New Method of Taming the Data Sea
Self-service data preparation (prep) tools are rescuing business users and IT teams from drowning in data. Data prep enables business users to take raw data – in any format – and combine, blend and manipulate it into the right format for analysis, regardless of whether it’s being used in Excel or a Visual Analytics Platform from IBM Watson, Tableau, Qlik or others. The best part is that instead of waiting around for IT to run a report or provide access to the required data, business users can pull information directly from existing business intelligence reports, PDFs and other semi-structured documents. Users gain fast access to not only the right data, but all the data crucial to getting a holistic view of the business. This means more time can be spent on analysis that influences corporate decision making and enhances operational processes.

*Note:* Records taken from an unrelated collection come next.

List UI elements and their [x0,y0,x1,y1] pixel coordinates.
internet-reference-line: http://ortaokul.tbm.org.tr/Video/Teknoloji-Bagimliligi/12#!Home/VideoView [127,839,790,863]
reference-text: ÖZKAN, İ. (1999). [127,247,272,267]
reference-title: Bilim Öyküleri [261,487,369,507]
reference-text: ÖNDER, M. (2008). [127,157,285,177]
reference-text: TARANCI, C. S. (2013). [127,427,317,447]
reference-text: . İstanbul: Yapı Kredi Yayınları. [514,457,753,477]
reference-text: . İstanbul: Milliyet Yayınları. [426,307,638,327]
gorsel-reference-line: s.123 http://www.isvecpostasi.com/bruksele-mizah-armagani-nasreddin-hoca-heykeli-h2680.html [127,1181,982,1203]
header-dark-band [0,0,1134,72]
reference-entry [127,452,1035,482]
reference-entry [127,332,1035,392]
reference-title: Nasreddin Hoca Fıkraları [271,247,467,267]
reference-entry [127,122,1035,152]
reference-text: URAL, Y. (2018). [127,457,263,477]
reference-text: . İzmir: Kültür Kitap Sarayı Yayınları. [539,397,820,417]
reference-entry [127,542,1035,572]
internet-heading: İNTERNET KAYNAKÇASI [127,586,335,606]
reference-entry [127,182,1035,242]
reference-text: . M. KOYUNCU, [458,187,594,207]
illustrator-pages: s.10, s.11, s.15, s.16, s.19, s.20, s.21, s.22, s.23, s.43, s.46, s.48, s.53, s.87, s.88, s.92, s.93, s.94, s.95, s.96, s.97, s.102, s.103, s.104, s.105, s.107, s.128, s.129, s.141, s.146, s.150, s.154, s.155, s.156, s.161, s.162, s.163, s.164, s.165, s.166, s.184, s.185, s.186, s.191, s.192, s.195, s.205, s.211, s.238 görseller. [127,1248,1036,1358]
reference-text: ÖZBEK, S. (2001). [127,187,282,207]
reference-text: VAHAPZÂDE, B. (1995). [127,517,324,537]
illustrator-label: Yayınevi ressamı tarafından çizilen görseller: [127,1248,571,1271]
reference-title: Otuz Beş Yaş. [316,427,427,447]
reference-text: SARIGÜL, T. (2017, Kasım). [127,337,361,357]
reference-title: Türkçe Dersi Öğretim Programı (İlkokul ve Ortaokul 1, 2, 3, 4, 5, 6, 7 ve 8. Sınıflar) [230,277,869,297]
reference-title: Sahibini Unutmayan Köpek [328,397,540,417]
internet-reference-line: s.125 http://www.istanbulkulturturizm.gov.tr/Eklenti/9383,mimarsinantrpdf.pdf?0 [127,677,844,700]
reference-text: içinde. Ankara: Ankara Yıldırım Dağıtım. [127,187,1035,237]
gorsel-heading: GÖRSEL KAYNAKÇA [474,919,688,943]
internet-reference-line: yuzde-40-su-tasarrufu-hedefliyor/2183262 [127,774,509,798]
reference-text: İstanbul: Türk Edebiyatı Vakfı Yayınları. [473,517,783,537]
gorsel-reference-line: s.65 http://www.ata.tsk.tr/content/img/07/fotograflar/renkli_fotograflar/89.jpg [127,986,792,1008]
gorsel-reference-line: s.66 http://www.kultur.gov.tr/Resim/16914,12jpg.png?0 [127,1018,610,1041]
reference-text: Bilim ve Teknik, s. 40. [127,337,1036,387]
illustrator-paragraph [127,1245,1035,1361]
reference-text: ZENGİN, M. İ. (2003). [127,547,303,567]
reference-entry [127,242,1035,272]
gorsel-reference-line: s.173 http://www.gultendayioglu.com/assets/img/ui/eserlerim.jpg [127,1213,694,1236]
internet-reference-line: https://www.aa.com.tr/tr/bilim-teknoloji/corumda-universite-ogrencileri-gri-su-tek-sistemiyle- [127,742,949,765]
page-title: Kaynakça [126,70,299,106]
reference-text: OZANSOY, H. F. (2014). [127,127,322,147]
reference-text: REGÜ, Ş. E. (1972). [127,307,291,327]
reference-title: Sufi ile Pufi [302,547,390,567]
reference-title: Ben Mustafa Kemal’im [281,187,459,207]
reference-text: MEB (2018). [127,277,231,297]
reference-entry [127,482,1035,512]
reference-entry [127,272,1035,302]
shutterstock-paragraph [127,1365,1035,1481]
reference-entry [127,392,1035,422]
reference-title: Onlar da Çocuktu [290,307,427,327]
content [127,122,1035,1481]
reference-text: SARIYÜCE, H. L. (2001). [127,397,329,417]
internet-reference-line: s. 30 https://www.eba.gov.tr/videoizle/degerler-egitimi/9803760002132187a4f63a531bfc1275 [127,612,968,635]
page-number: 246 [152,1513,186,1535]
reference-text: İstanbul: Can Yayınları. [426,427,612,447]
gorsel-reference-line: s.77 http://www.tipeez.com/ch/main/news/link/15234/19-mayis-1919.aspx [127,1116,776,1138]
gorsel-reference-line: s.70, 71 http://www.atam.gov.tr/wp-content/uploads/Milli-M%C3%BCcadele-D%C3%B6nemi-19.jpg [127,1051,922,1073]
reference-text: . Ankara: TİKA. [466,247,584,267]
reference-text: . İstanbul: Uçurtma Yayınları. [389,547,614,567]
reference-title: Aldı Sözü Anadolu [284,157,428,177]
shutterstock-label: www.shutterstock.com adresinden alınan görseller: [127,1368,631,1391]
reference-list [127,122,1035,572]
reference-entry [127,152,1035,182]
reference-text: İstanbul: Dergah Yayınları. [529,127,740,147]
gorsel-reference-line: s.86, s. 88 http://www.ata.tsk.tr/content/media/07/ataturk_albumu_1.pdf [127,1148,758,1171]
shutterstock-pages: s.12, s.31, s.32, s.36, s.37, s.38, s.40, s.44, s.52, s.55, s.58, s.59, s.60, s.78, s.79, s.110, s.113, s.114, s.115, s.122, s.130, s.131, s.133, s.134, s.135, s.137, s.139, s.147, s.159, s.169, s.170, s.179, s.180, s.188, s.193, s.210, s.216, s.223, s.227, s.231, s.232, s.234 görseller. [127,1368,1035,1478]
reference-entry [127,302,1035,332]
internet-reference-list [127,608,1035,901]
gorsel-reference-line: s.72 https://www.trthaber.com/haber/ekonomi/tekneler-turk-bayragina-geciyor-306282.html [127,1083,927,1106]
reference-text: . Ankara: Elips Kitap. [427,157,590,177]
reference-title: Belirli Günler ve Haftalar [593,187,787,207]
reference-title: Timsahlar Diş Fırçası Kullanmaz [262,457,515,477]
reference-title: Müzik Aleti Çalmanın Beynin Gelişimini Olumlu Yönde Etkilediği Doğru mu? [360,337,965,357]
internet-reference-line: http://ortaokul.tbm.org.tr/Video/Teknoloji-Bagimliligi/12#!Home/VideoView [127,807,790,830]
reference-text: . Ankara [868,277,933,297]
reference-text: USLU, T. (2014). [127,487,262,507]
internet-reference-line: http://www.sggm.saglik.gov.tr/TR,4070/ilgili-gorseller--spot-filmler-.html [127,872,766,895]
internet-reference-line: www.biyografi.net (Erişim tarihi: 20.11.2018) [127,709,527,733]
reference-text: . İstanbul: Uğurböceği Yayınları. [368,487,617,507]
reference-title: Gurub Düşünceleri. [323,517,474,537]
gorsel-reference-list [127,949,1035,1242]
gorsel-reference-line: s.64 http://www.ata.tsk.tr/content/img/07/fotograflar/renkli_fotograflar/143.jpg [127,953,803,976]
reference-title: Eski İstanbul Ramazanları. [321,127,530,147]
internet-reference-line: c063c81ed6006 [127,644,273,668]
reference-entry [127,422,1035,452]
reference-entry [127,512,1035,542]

For IT, self-service data prep solutions help them serve as a data lifeguard by protecting information and ensuring data usage follows compliance regulations and internal governance policies. IT can monitor Data Lakes with the technology’s built-in governance measures, including:
• Data Masking – Confidential data is reliably obscured with random characters and inherent redaction capabilities.
• Data Retention – Version control tracking and the ability to archive relevant source data provides consistency and helps organizations meet regulatory requirements.
• Auditing and Data Lineage – Users benefit from complete audit logging and reporting of data access, along with the ability to track details of any source document for data reconciliation.
• Role-based Access – Authorized users are given prepared data sets based on specific analyst roles and needs.
To turn Big Data into actionable business insights, information must be organized and securely stored. The traditional Data Warehouse method to accomplish these goals has proven to be unwieldy, and Data Lakes are quickly becoming the preferred storage repository. Self-service data prep tools enable organizations to get maximum ROI from information housed in Data Lakes. The technology provides the ease-of-use and flexibility that business users demand and the governance, automation and scalability needed by IT. As a result, companies are no longer drowning in their data – they are now putting it to work for enhancing decision making processes and operational guidance.